Perché sur leur branche, Izuku observe le paysage lointain, secouant distraitement ses deux jambes dans le vide alors que le silence a fini par s'installer entre eux.
Lentement mais sûrement, depuis quelques dizaines de minutes, le soleil entame son déplacement vers l'est, signe que la fin de la journée se profile de plus en plus certainement.

Son regard rivé vers la grande demeure royale qui dissimule les champs et les chemins au loin, il scrute encore et encore, comme d'autres milliers de fois, ce décor si élégant mais qu'il déteste toujours autant.
Derrière les murs de l'immense construction, quelque part dans une des pièces, se trouve son père, et cette idée seule suffit à lui donner envie de fuir à grandes enjambées.

_ Vous m'aviez promis que nous serions de retour à seize heures pour débuter un entraînement. tranche soudain Katsuki, les deux mains en appuis contre l'écorce. Et à juger par la position du soleil, vous n'avez pas tenu parole.

_ Rien ne vous a empêché de me faire cette remarque plus tôt, rétorque le prince sans conviction ni détermination, la balade vous aurait-elle plu ?

Sans doute interpellé par le ton inhabituellement déprimé d'Izuku, qui l'a pourtant accoutumé à plus d'enthousiasme dans ses paroles, le commandant se donne le temps de couler vers lui un regard intrigué.
Examinant patiemment l'ensemble de sa posture, inspectant la courbure attristée de son dos, et scrutant la morosité évidente qui envahit son visage, il termine son observation en fronçant discrètement les sourcils.

_ Où est passée votre impertinence ? questionne t-il réellement.

_ Mon impertinence possède cette chance, que je lui envie chaque jour de ma vie, de pouvoir s'enfuir et disparaître comme bon lui semble.

_ Et bien .. soupire Katsuki sans vraiment savoir ce qu'il dit, fuyez donc vous aussi. Si tel est votre désir, faites.

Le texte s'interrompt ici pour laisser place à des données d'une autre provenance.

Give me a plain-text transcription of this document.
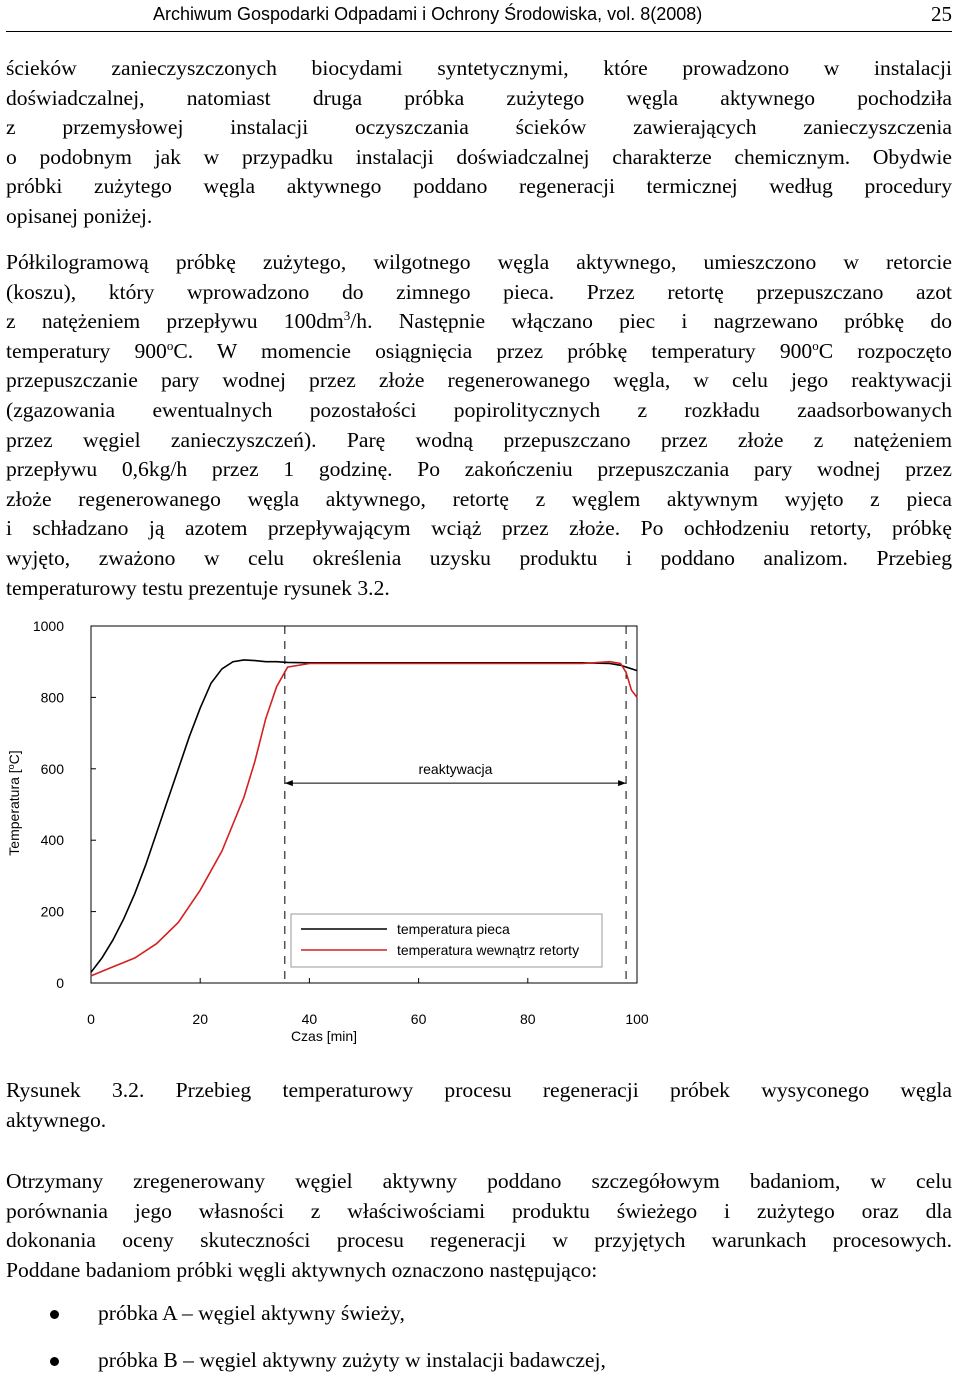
Archiwum Gospodarki Odpadami i Ochrony Środowiska, vol. 8(2008)	25

ścieków zanieczyszczonych biocydami syntetycznymi, które prowadzono w instalacji
doświadczalnej, natomiast druga próbka zużytego węgla aktywnego pochodziła
z przemysłowej instalacji oczyszczania ścieków zawierających zanieczyszczenia
o podobnym jak w przypadku instalacji doświadczalnej charakterze chemicznym. Obydwie
próbki zużytego węgla aktywnego poddano regeneracji termicznej według procedury
opisanej poniżej.

Półkilogramową próbkę zużytego, wilgotnego węgla aktywnego, umieszczono w retorcie
(koszu), który wprowadzono do zimnego pieca. Przez retortę przepuszczano azot
z natężeniem przepływu $100dm^3/h$. Następnie włączano piec i nagrzewano próbkę do
temperatury 900$^o$C. W momencie osiągnięcia przez próbkę temperatury 900$^o$C rozpoczęto
przepuszczanie pary wodnej przez złoże regenerowanego węgla, w celu jego reaktywacji
(zgazowania ewentualnych pozostałości popirolitycznych z rozkładu zaadsorbowanych
przez węgiel zanieczyszczeń). Parę wodną przepuszczano przez złoże z natężeniem
przepływu 0,6kg/h przez 1 godzinę. Po zakończeniu przepuszczania pary wodnej przez
złoże regenerowanego węgla aktywnego, retortę z węglem aktywnym wyjęto z pieca
i schładzano ją azotem przepływającym wciąż przez złoże. Po ochłodzeniu retorty, próbkę
wyjęto, zważono w celu określenia uzysku produktu i poddano analizom. Przebieg
temperaturowy testu prezentuje rysunek 3.2.

0
200
400
600
800
1000
0	20	40	60	80	100
Czas [min]
Temperatura [$^o$C]
reaktywacja
temperatura pieca
temperatura wewnątrz retorty

Rysunek 3.2. Przebieg temperaturowy procesu regeneracji próbek wysyconego węgla
aktywnego.

Otrzymany zregenerowany węgiel aktywny poddano szczegółowym badaniom, w celu
porównania jego własności z właściwościami produktu świeżego i zużytego oraz dla
dokonania oceny skuteczności procesu regeneracji w przyjętych warunkach procesowych.
Poddane badaniom próbki węgli aktywnych oznaczono następująco:

próbka A – węgiel aktywny świeży,
próbka B – węgiel aktywny zużyty w instalacji badawczej,
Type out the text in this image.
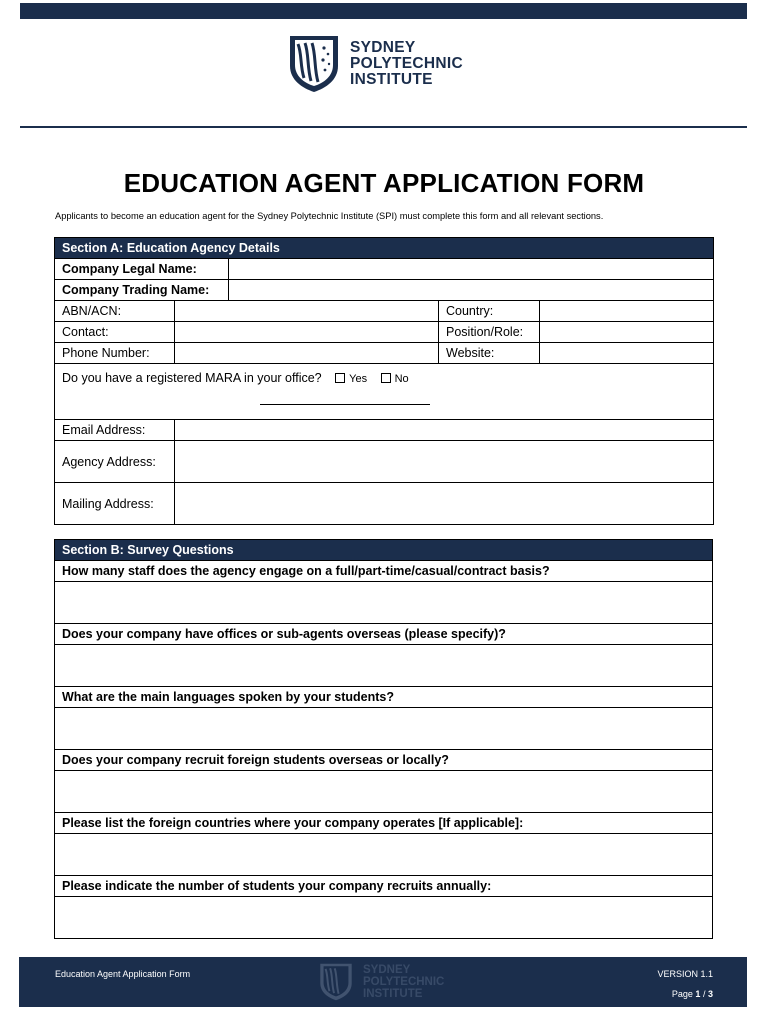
SYDNEY
POLYTECHNIC
INSTITUTE
EDUCATION AGENT APPLICATION FORM
Applicants to become an education agent for the Sydney Polytechnic Institute (SPI) must complete this form and all relevant sections.
Section A: Education Agency Details				
Company Legal Name:				
Company Trading Name:				
ABN/ACN:			Country:	
Contact:			Position/Role:	
Phone Number:			Website:	
Do you have a registered MARA in your office? Yes No				

Email Address:				
Agency Address:				
Mailing Address:				
Section B: Survey Questions
How many staff does the agency engage on a full/part-time/casual/contract basis?

Does your company have offices or sub-agents overseas (please specify)?

What are the main languages spoken by your students?

Does your company recruit foreign students overseas or locally?

Please list the foreign countries where your company operates [If applicable]:

Please indicate the number of students your company recruits annually:

Education Agent Application Form	SYDNEY
POLYTECHNIC
INSTITUTE
VERSION 1.1
Page 1 / 3
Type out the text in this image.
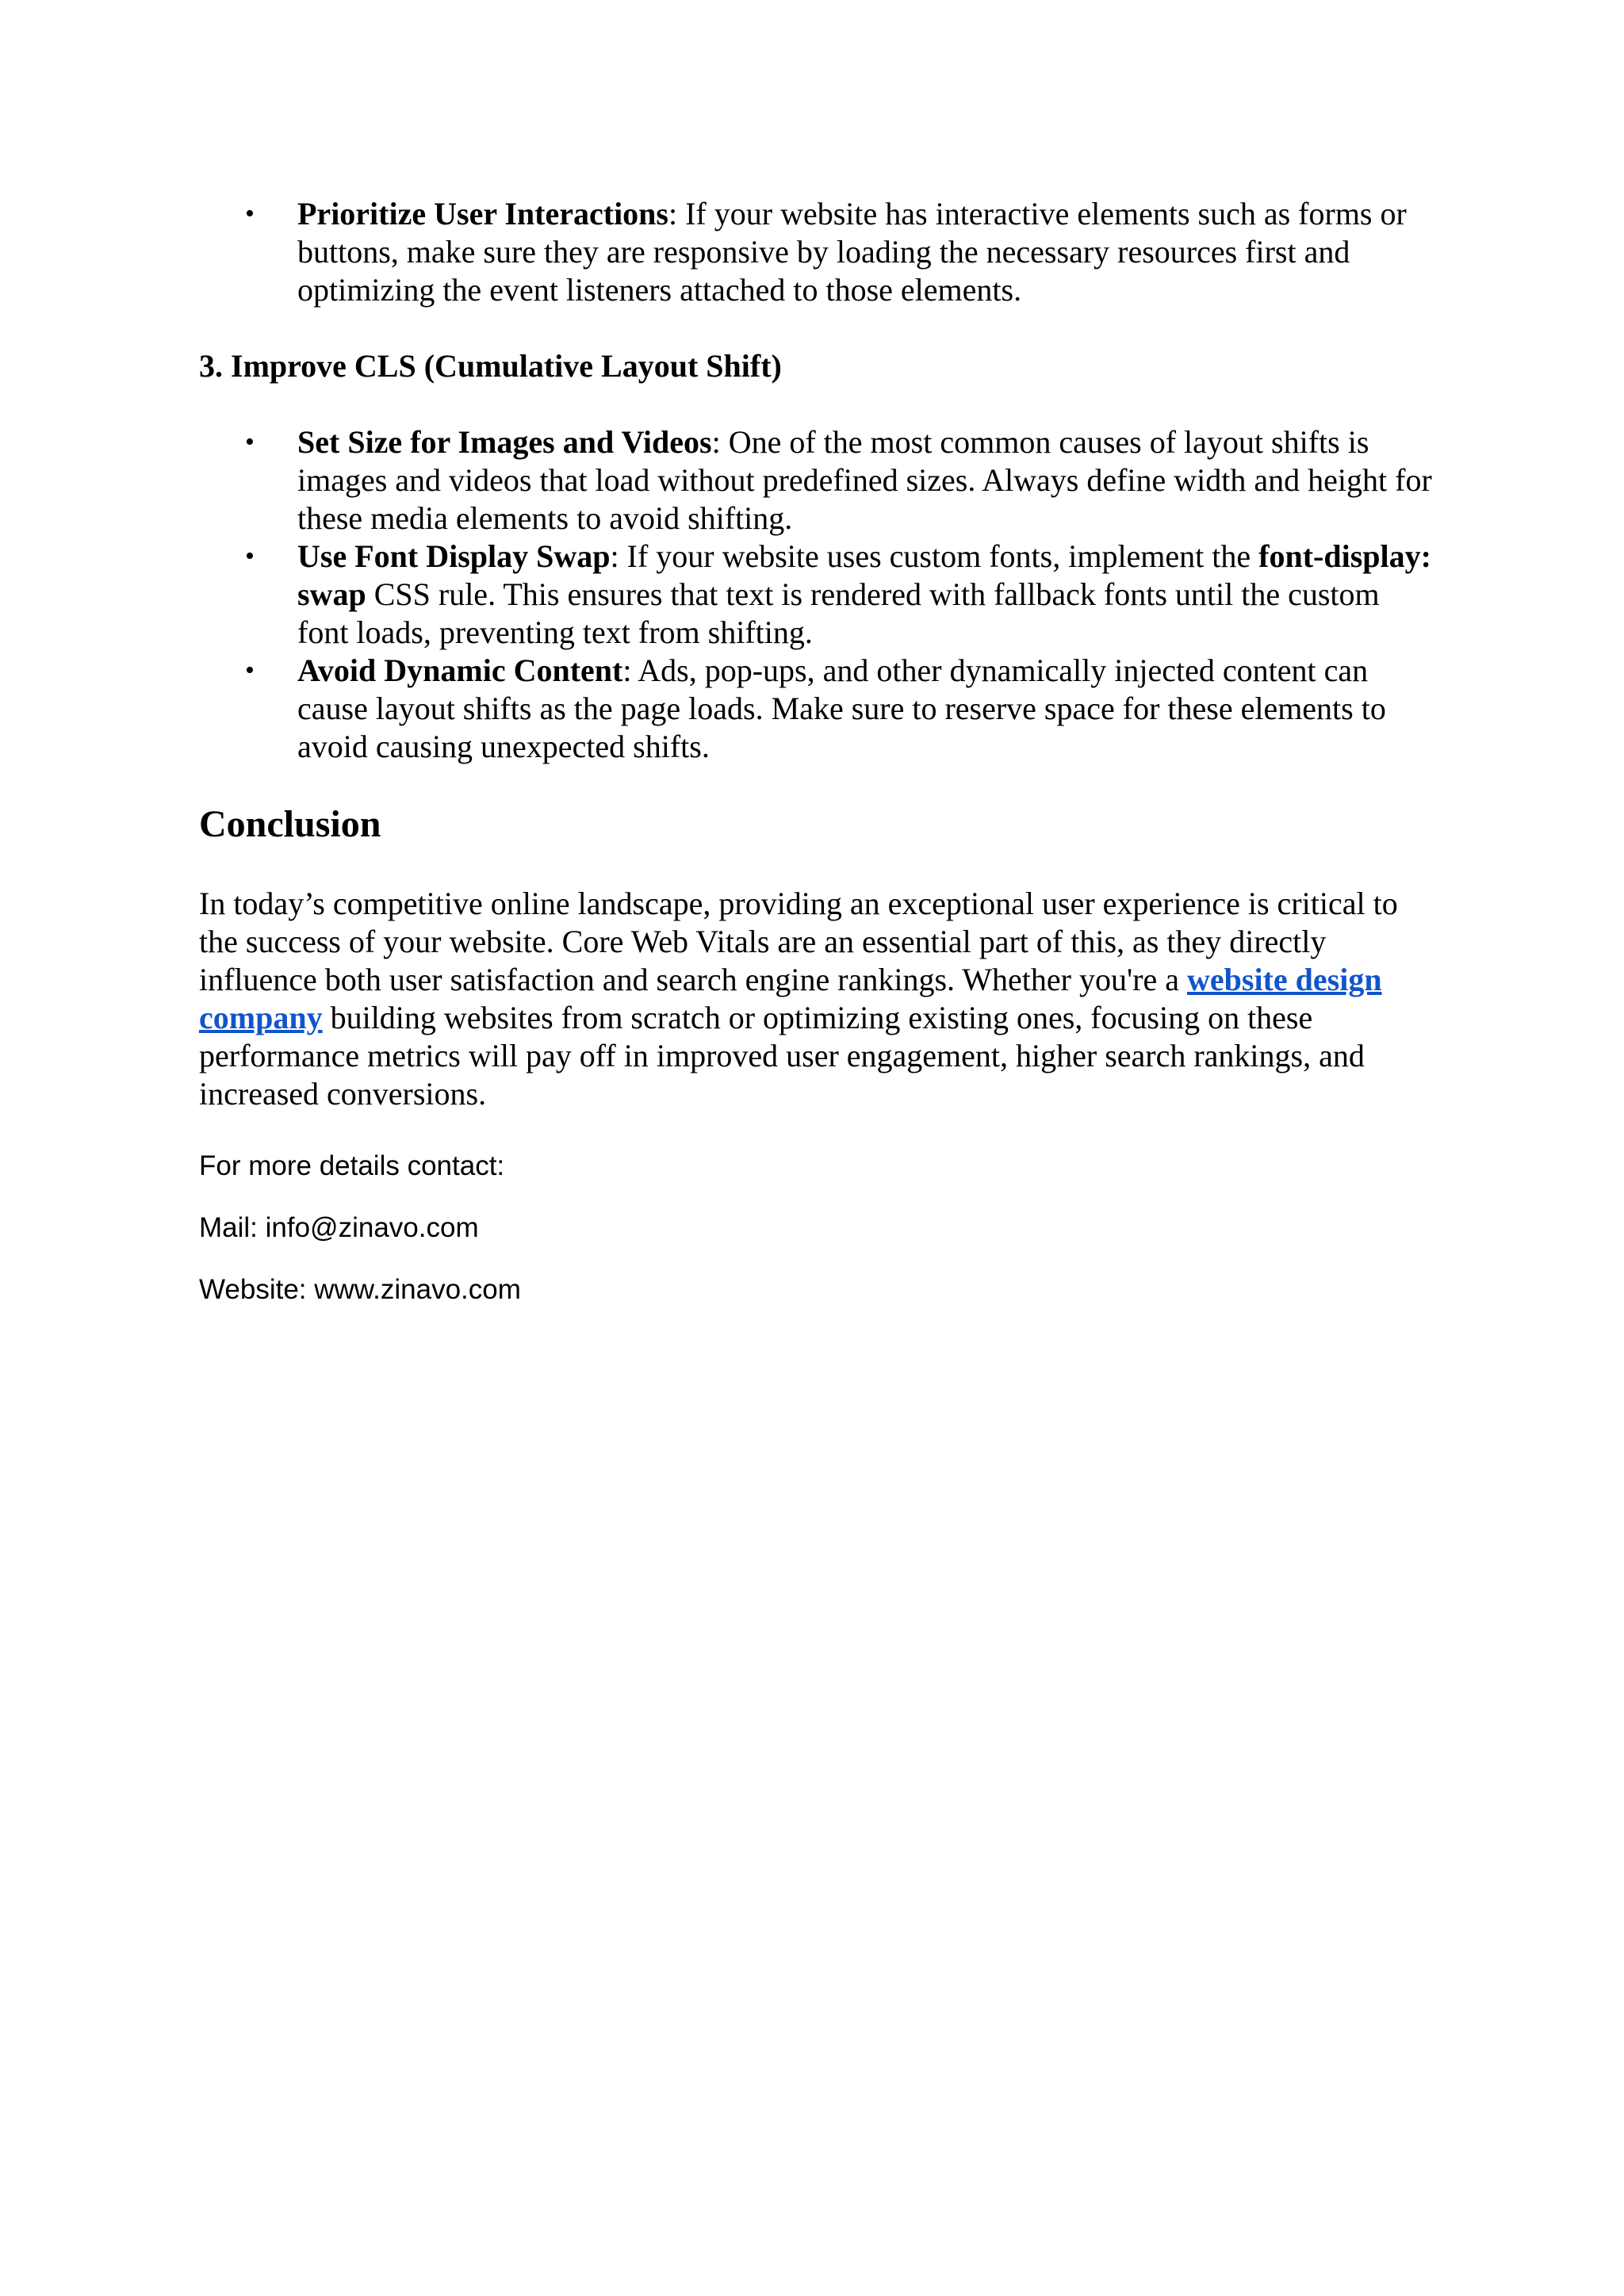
• Prioritize User Interactions: If your website has interactive elements such as forms or buttons, make sure they are responsive by loading the necessary resources first and optimizing the event listeners attached to those elements.
3. Improve CLS (Cumulative Layout Shift)
• Set Size for Images and Videos: One of the most common causes of layout shifts is images and videos that load without predefined sizes. Always define width and height for these media elements to avoid shifting.
• Use Font Display Swap: If your website uses custom fonts, implement the font-display: swap CSS rule. This ensures that text is rendered with fallback fonts until the custom font loads, preventing text from shifting.
• Avoid Dynamic Content: Ads, pop-ups, and other dynamically injected content can cause layout shifts as the page loads. Make sure to reserve space for these elements to avoid causing unexpected shifts.
Conclusion

In today’s competitive online landscape, providing an exceptional user experience is critical to the success of your website. Core Web Vitals are an essential part of this, as they directly influence both user satisfaction and search engine rankings. Whether you're a website design company building websites from scratch or optimizing existing ones, focusing on these performance metrics will pay off in improved user engagement, higher search rankings, and increased conversions.

For more details contact:

Mail: info@zinavo.com

Website: www.zinavo.com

Soudain, et après deux courtes secondes de silence creux, la gorge d'Izuku résonne d'un rire sarcastique de plus en plus forcé.
Comme si les mots de Katsuki mélangeaient en lui l'envie de rire à poumons ouverts et de pleurer jusqu'à ce que son âme elle même s'assèche, il cesse de faire bouger ses jambes, déplace son regard vers une zone vierge du paysage, puis scelle sa bouche après près d'une minute. 

_ Il semble que vous ayez réellement raté une grande carrière de bouffon Katsuki, vous avez l'humour dans le sang, n'est-ce pas ? 

_ Qu'ai-je dis de si drôle ? 

_ Il n'existe aucun endroit en ce monde, pas même le plus profond de tous les terriers, dans lequel je pourrai me cacher sans que mon père ne parvienne à m'y retrouver. Vous savez, je me fiche qu'il me déshérite, il peut me renier autant de fois qu'il le jugera utile pour sa conscience. Mais avez vous une idée de ce qu'il me fera subir pour le déshonneur ? Je pense souffrir déjà suffisamment en sa compagnie, et du simple fait d'être né de sa chair. Je ne pourrai jamais supporter l'idée de mourir en plus de sa main. De toute les choses que cet homme acquiert et possède sans l'avoir jamais mérité, prendre ma vie en serait la pire de toute. J'accepterais plus volontiers de me faire dévorer vivant par des porcs que de lui céder mon sang. 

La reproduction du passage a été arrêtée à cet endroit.